09/07/2022 DJIA Technical Update

The DJIA is rallying today with prices taking out Tuesday’s intraday highs. The market is responding to oversold conditions on both the hourly and the daily charts along with some generic ‘consensus’ from analysts that stocks are in a correction in a continuing bear market that will yield to ‘recession’ conditions in 2023. Some of these same analysts are the ones who downplayed the entire correction of 2022 as a ‘normal’ correction.

DJIA Hourly Chart

The hourly chart has completed a five wave decline just under the 31116 target that was outlined in last Friday’s update. The current low of 31048 will likely hold for the short-term and should lead, minimally, to a test of the 4th wave swing high at 32026.

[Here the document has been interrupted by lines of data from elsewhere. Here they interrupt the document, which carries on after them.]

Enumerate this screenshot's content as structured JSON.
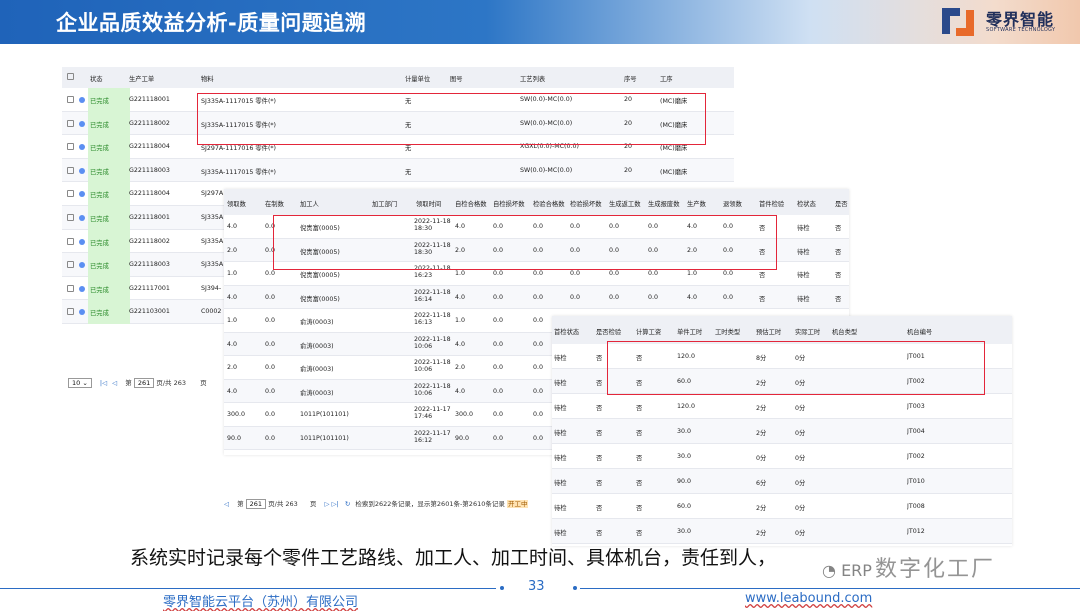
{
  "header": {
    "title": "企业品质效益分析-质量问题追溯",
    "brand": "零界智能",
    "brand_sub": "SOFTWARE TECHNOLOGY"
  },
  "panel1": {
    "headers": [
      "状态",
      "生产工单",
      "物料",
      "计量单位",
      "图号",
      "工艺列表",
      "序号",
      "工序"
    ],
    "rows": [
      [
        "已完成",
        "G221118001",
        "SJ335A-1117015 零件(*)",
        "无",
        "",
        "SW(0.0)-MC(0.0)",
        "20",
        "(MC)磨床"
      ],
      [
        "已完成",
        "G221118002",
        "SJ335A-1117015 零件(*)",
        "无",
        "",
        "SW(0.0)-MC(0.0)",
        "20",
        "(MC)磨床"
      ],
      [
        "已完成",
        "G221118004",
        "SJ297A-1117016 零件(*)",
        "无",
        "",
        "XGXL(0.0)-MC(0.0)",
        "20",
        "(MC)磨床"
      ],
      [
        "已完成",
        "G221118003",
        "SJ335A-1117015 零件(*)",
        "无",
        "",
        "SW(0.0)-MC(0.0)",
        "20",
        "(MC)磨床"
      ],
      [
        "已完成",
        "G221118004",
        "SJ297A",
        "",
        "",
        "",
        "",
        ""
      ],
      [
        "已完成",
        "G221118001",
        "SJ335A",
        "",
        "",
        "",
        "",
        ""
      ],
      [
        "已完成",
        "G221118002",
        "SJ335A",
        "",
        "",
        "",
        "",
        ""
      ],
      [
        "已完成",
        "G221118003",
        "SJ335A",
        "",
        "",
        "",
        "",
        ""
      ],
      [
        "已完成",
        "G221117001",
        "SJ394-",
        "",
        "",
        "",
        "",
        ""
      ],
      [
        "已完成",
        "G221103001",
        "C0002",
        "",
        "",
        "",
        "",
        ""
      ]
    ],
    "pager": {
      "size": "10",
      "page": "261",
      "pages_text": "页/共 263",
      "tail": "页",
      "first": "第"
    }
  },
  "panel2": {
    "headers": [
      "领取数",
      "在制数",
      "加工人",
      "加工部门",
      "领取时间",
      "自检合格数",
      "自检损坏数",
      "检验合格数",
      "检验损坏数",
      "生成返工数",
      "生成报废数",
      "生产数",
      "退领数",
      "首件检验",
      "检状态",
      "是否"
    ],
    "rows": [
      [
        "4.0",
        "0.0",
        "倪贵富(0005)",
        "",
        "2022-11-18 18:30",
        "4.0",
        "0.0",
        "0.0",
        "0.0",
        "0.0",
        "0.0",
        "4.0",
        "0.0",
        "否",
        "待检",
        "否"
      ],
      [
        "2.0",
        "0.0",
        "倪贵富(0005)",
        "",
        "2022-11-18 18:30",
        "2.0",
        "0.0",
        "0.0",
        "0.0",
        "0.0",
        "0.0",
        "2.0",
        "0.0",
        "否",
        "待检",
        "否"
      ],
      [
        "1.0",
        "0.0",
        "倪贵富(0005)",
        "",
        "2022-11-18 16:23",
        "1.0",
        "0.0",
        "0.0",
        "0.0",
        "0.0",
        "0.0",
        "1.0",
        "0.0",
        "否",
        "待检",
        "否"
      ],
      [
        "4.0",
        "0.0",
        "倪贵富(0005)",
        "",
        "2022-11-18 16:14",
        "4.0",
        "0.0",
        "0.0",
        "0.0",
        "0.0",
        "0.0",
        "4.0",
        "0.0",
        "否",
        "待检",
        "否"
      ],
      [
        "1.0",
        "0.0",
        "俞涛(0003)",
        "",
        "2022-11-18 16:13",
        "1.0",
        "0.0",
        "0.0",
        "",
        "",
        "",
        "",
        "",
        "",
        "",
        ""
      ],
      [
        "4.0",
        "0.0",
        "俞涛(0003)",
        "",
        "2022-11-18 10:06",
        "4.0",
        "0.0",
        "0.0",
        "",
        "",
        "",
        "",
        "",
        "",
        "",
        ""
      ],
      [
        "2.0",
        "0.0",
        "俞涛(0003)",
        "",
        "2022-11-18 10:06",
        "2.0",
        "0.0",
        "0.0",
        "",
        "",
        "",
        "",
        "",
        "",
        "",
        ""
      ],
      [
        "4.0",
        "0.0",
        "俞涛(0003)",
        "",
        "2022-11-18 10:06",
        "4.0",
        "0.0",
        "0.0",
        "",
        "",
        "",
        "",
        "",
        "",
        "",
        ""
      ],
      [
        "300.0",
        "0.0",
        "1011P(101101)",
        "",
        "2022-11-17 17:46",
        "300.0",
        "0.0",
        "0.0",
        "",
        "",
        "",
        "",
        "",
        "",
        "",
        ""
      ],
      [
        "90.0",
        "0.0",
        "1011P(101101)",
        "",
        "2022-11-17 16:12",
        "90.0",
        "0.0",
        "0.0",
        "",
        "",
        "",
        "",
        "",
        "",
        "",
        ""
      ]
    ],
    "pager": {
      "first": "第",
      "page": "261",
      "pages_text": "页/共 263",
      "tail": "页",
      "info": "检索到2622条记录，显示第2601条-第2610条记录",
      "tag": "开工中"
    }
  },
  "panel3": {
    "headers": [
      "首检状态",
      "是否检验",
      "计算工资",
      "单件工时",
      "工时类型",
      "预估工时",
      "实际工时",
      "机台类型",
      "机台编号"
    ],
    "rows": [
      [
        "待检",
        "否",
        "否",
        "120.0",
        "",
        "8分",
        "0分",
        "",
        "JT001"
      ],
      [
        "待检",
        "否",
        "否",
        "60.0",
        "",
        "2分",
        "0分",
        "",
        "JT002"
      ],
      [
        "待检",
        "否",
        "否",
        "120.0",
        "",
        "2分",
        "0分",
        "",
        "JT003"
      ],
      [
        "待检",
        "否",
        "否",
        "30.0",
        "",
        "2分",
        "0分",
        "",
        "JT004"
      ],
      [
        "待检",
        "否",
        "否",
        "30.0",
        "",
        "0分",
        "0分",
        "",
        "JT002"
      ],
      [
        "待检",
        "否",
        "否",
        "90.0",
        "",
        "6分",
        "0分",
        "",
        "JT010"
      ],
      [
        "待检",
        "否",
        "否",
        "60.0",
        "",
        "2分",
        "0分",
        "",
        "JT008"
      ],
      [
        "待检",
        "否",
        "否",
        "30.0",
        "",
        "2分",
        "0分",
        "",
        "JT012"
      ]
    ]
  },
  "caption": "系统实时记录每个零件工艺路线、加工人、加工时间、具体机台，责任到人，",
  "watermark": {
    "prefix": "ERP",
    "text": "数字化工厂"
  },
  "footer": {
    "company": "零界智能云平台（苏州）有限公司",
    "page": "33",
    "url": "www.leabound.com"
  },
  "colors": {
    "accent": "#2b6cc4",
    "highlight": "#e3263a",
    "done_bg": "#d8f5d4"
  }
}
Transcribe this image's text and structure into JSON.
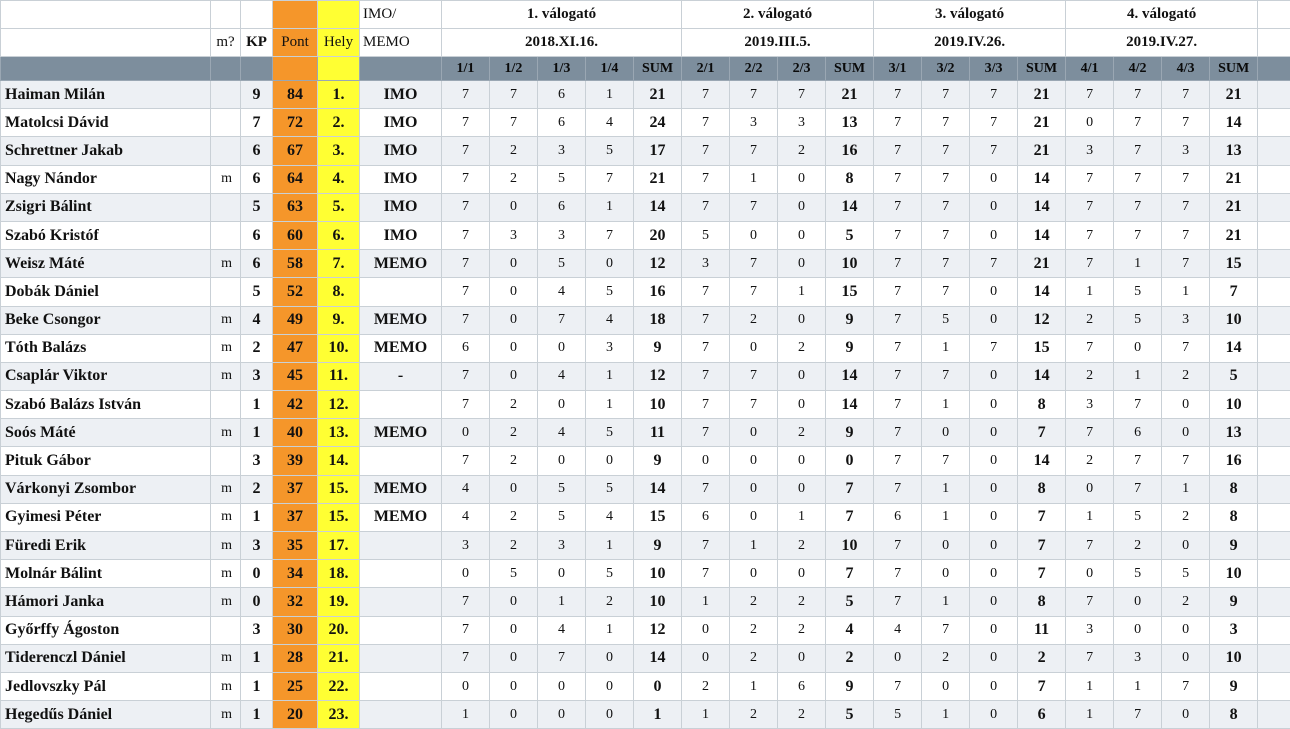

The downside parameters remain basically the same with one note that the 21-day MA crossed under the 50-day yesterday. Repeating last weeks comments: “Right now, technically, if you believe that the Dow is in a bullish retracement, prices need to hold the gap area left on the daily chart at 30775/30680. Major long-term support is now 30810 to 30680 and this would be the area to enter the market long with stops under the June lows.”

Short-term, resistance is 32026, 32283, 32406, key at 32664 and pivotal at 33046/33055. Rallies with closes over 323066 are bullish and would indicate more rallies and buying dips.